If I had confidence that our nation’s leaders would take action to reduce our debt load, perhaps I would not be thinking about this nearly as much as I do. I worry that our currency will inflate; that the dollar will lose it’s standing as the currency that is used to settle global transactions; that more fiscally responsible nations will replace us as world leaders.
But our politicians do not have the stomach to institute the painful measures needed to control our debt. I have used this line before: “…in the history of mankind, never has a government been able to resist the temptation of debasing its currency.” They will try to inflate their way out. It is the only politically palatable solution. You may have noticed the recent rise in prices at the grocer, or in housing.
In modern history (let’s take the last 100 years) the dollar has experienced several bouts of very high inflation: during and after WWII as we were paying for the war; in the early 1970’s following the end of the gold standard; and in the late 1970s-early 1980s, during what we then called stagflation, stagnant growth and an inflating currency.
Inflation hasn’t been above 3.5% in any given year for the last 30 years.
A small amount of inflation is generally viewed as desirable. The government targets the 2% area, and that seems a reasonable level. We have been below that number for 7 of the last 10 years, so why worry?
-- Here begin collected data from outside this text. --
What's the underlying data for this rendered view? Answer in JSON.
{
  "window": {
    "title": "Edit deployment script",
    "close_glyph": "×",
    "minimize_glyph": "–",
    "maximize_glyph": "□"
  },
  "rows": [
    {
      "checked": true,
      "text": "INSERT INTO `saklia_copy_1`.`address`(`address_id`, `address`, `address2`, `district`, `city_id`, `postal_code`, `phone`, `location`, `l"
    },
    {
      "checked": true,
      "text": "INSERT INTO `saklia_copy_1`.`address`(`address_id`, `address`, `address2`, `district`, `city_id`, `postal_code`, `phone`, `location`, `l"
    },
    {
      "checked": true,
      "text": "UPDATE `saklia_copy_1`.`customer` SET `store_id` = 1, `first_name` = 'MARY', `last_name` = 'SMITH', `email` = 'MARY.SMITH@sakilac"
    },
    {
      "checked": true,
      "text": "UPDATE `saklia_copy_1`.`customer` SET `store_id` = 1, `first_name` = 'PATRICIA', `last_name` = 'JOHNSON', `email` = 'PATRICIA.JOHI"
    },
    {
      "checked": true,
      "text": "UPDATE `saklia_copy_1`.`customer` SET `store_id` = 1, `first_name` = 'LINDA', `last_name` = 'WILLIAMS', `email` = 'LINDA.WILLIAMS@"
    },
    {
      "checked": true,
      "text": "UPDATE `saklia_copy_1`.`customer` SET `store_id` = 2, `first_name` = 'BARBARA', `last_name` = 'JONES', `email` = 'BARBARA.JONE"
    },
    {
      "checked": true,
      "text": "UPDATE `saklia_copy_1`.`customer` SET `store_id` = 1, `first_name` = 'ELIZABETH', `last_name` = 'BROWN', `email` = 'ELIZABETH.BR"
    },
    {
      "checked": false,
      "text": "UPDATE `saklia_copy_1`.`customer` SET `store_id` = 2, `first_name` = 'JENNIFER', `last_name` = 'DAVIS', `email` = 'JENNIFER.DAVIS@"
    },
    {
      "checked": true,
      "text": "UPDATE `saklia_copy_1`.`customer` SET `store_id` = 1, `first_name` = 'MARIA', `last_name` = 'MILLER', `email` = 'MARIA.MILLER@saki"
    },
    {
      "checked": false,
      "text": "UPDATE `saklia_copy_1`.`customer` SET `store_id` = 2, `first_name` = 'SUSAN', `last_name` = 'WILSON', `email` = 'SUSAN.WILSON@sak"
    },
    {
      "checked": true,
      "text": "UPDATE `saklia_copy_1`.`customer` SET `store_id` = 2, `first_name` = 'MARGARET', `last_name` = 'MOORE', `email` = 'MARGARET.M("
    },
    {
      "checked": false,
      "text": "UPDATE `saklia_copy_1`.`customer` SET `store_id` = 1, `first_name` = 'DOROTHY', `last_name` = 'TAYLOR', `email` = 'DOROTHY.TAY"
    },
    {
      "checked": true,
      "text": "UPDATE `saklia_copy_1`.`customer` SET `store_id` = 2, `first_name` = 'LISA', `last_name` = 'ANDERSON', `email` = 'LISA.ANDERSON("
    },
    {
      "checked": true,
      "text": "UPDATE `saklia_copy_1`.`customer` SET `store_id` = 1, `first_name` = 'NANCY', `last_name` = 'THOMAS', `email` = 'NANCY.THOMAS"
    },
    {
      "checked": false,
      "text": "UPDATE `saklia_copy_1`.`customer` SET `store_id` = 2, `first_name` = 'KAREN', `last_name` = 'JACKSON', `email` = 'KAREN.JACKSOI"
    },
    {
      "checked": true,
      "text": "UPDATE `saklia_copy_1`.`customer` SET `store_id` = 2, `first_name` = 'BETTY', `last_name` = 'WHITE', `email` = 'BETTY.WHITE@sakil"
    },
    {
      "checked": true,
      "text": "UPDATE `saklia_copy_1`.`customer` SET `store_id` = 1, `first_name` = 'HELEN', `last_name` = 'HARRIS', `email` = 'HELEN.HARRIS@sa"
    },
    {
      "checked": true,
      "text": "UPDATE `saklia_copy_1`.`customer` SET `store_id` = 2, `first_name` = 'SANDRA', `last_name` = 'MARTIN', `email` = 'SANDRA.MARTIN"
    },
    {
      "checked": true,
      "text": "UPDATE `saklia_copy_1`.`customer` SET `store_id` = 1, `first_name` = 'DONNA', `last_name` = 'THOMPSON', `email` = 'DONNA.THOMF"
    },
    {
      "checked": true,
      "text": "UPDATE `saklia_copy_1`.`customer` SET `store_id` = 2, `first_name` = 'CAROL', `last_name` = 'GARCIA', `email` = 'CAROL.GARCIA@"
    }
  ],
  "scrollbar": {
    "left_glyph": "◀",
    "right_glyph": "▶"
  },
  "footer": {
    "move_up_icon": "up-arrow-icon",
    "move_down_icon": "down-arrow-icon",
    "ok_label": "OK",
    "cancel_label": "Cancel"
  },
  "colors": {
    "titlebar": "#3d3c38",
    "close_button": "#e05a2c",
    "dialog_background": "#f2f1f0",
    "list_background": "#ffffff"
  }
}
It’s not something that we, as individuals, can control, after all. But we can prepare and plan, which seems prudent now, given what I view as our fiscal irresponsibility.
If your money is going to lose its value, what should you do with it? The classic answer is gold, but gold presents unique problems, and is useless if you desire income from your portfolio. We can say with certainty that bonds will not be a favorable asset in an inflationary cycle, especially given todays extraordinarily low interest rates. Stocks seem to be our best bet, and given that stocks today are yielding more than pretty much anything else, it seems a logical choice. TINA. I would not, though, expect smooth sailing.
There are things that we cannot control in life; we must accept them and move along. But there are other things that we can control, that we can plan for, and we should maximize our lives by managing those things to the best of our ability. On any sharp break in the market I will look to be a buyer of stocks, and as our bond holdings mature or are called, I will look to replace them with high-quality dividend-paying stocks. I see no other appealing option.